2017年の海上荷動き量は前年比4%(4.11億トン)増の107億トンで、うちコンテナ貨物は2年間の低迷から6.4%増に転じ、バルク貨物が1.7%増、石油・ガスも3.9%増となり、2018年も4%増えるとみる一方で船腹供給量は4,200万総トン(3.3%)の増加にとどまった。
コンテナ船は集約化が進み、東西航路では3大アライアンスによる船腹量のシェアが93%に達し、アライアンス内部の運賃競争はあるが、配船合理化や港湾との交渉力が強まった。船腹過剰は続き、発注済みコンテナ船の3分の2は14,000TEU超型が占めている。

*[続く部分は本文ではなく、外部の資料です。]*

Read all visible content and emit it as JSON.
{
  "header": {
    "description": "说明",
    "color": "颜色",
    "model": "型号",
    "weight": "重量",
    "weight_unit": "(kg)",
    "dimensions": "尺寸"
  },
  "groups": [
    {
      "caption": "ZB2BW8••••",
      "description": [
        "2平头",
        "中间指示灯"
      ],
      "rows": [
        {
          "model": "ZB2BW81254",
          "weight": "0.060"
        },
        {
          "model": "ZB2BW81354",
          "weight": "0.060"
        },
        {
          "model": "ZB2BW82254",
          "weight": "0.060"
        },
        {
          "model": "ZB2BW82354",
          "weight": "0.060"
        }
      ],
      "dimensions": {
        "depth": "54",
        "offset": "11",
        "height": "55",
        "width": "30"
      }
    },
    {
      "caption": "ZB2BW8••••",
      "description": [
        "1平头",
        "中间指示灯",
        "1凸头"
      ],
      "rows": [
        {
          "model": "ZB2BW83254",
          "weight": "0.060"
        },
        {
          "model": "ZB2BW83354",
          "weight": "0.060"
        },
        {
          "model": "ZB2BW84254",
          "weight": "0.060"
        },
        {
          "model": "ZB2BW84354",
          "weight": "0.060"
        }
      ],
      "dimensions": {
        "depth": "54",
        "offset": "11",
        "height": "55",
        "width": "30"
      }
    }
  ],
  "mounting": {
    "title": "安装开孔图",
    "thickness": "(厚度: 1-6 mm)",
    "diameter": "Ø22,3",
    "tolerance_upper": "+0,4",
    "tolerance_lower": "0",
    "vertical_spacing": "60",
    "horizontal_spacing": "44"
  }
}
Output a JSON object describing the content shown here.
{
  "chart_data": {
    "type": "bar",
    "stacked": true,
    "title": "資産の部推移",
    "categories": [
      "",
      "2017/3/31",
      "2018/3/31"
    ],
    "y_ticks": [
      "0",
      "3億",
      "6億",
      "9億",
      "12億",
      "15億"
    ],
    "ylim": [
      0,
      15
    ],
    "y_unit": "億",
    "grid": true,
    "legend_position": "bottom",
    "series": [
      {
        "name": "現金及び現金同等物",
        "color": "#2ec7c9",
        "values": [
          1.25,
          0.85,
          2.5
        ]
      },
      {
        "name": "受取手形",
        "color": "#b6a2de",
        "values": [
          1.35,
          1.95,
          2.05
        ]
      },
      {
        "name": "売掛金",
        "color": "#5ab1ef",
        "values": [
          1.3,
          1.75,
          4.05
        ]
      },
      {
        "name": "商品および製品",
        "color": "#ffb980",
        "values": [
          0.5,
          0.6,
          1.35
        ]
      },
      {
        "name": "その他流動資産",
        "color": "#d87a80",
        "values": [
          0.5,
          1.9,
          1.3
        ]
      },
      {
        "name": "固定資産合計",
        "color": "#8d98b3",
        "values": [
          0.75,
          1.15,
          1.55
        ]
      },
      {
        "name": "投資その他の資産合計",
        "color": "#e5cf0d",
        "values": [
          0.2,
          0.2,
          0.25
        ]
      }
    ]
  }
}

一方、2017年の上位20港のコンテナ取扱量は7億5,220万TEUと前年より4,230万TEU(6.5%)増加し、今後も経済成長やインフラ整備計画で港湾での取り扱いは活発化していくとみる。
今後の海上輸送の見通しをみるうえでのカギとして(1)輸送需要の不確実性(2)E-コマース、一帯一路の進展(3)船腹供給動向(4)船社のM&Aによる集約化、アライアンス形成(5)アライアンスの再編、大型船の投入による船社と港湾、競争当局などとの関係(6)規模だけなく技術の進展による船社の評価(7)環境対策の7点をあげている。